Note: In a purely inductive circuit, the current lags the voltage by $$90^\circ$$ ($$\frac{\pi}{2}$$ radians). Consequently, when the instantaneous voltage of the source drops to $$0\text{ V}$$, the current reaches its maximum magnitude (peak value $$I_0$$).

2. Calculate the Inductive Reactance ($$X_L$$)
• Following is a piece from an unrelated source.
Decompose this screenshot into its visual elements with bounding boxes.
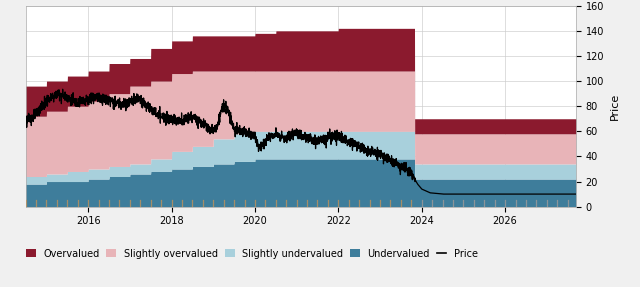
Y-axis label: Price: Price — [610, 93, 620, 120]
Legend: Overvalued, Slightly overvalued, Slightly undervalued, Undervalued, Price: Overvalued, Slightly overvalued, Slightl… — [25, 248, 479, 260]
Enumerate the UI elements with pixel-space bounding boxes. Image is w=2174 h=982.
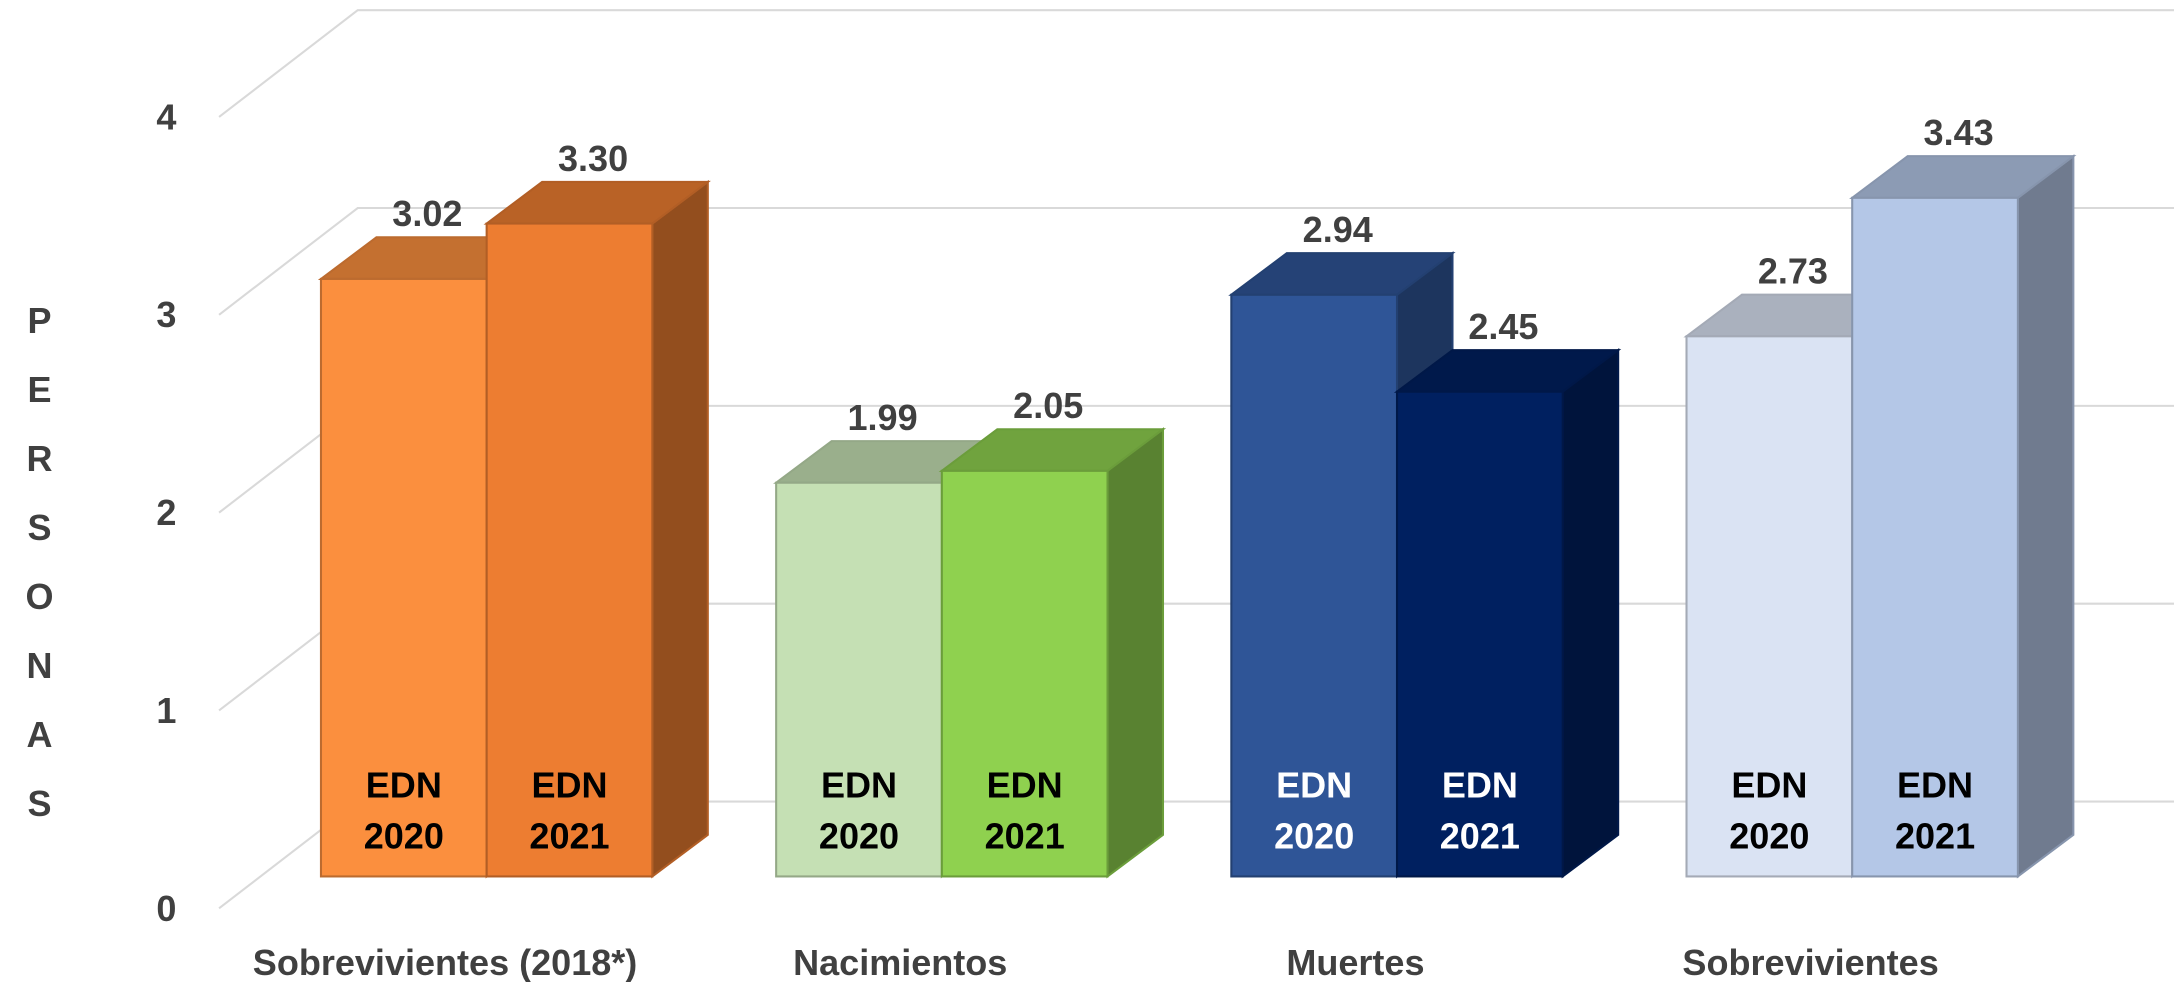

The opposition offered by the inductor to the AC flow is given by:

$$X_L = \omega L = 2\pi f L$$

Substituting the given values:

$$X_L = 2 \times \pi \times 50 \times 0.2 = 20\pi\ \Omega$$

3. Calculate the Peak Voltage ($$V_0$$)

The relationship between the alternating source's peak voltage and its RMS value is:

$$V_0 = V_{rms} \times \sqrt{2} = 220\sqrt{2}\text{ V}$$

4. Calculate the Peak Current ($$I_0$$)

Using Ohm's law for an alternating inductive circuit network:

$$I_0 = \frac{V_0}{X_L}$$

Substituting our expressions for $$V_0$$ and $$X_L$$ yields:

$$I_0 = \frac{220\sqrt{2}}{20\pi} = \frac{11\sqrt{2}}{\pi}\text{ A}$$

5. Solve for $$a$$

We equate our derived value of peak current to the given mathematical form:

$$\frac{\sqrt{a}}{\pi} = \frac{11\sqrt{2}}{\pi}$$

Canceling out the common denominator $$\pi$$ from both sides gives:

$$\sqrt{a} = 11\sqrt{2}$$

Squaring both sides of the equation to isolate $$a$$:

$$a = (11\sqrt{2})^2 = 121 \times 2 = 242$$

Therefore, the value of $$a$$ is 242.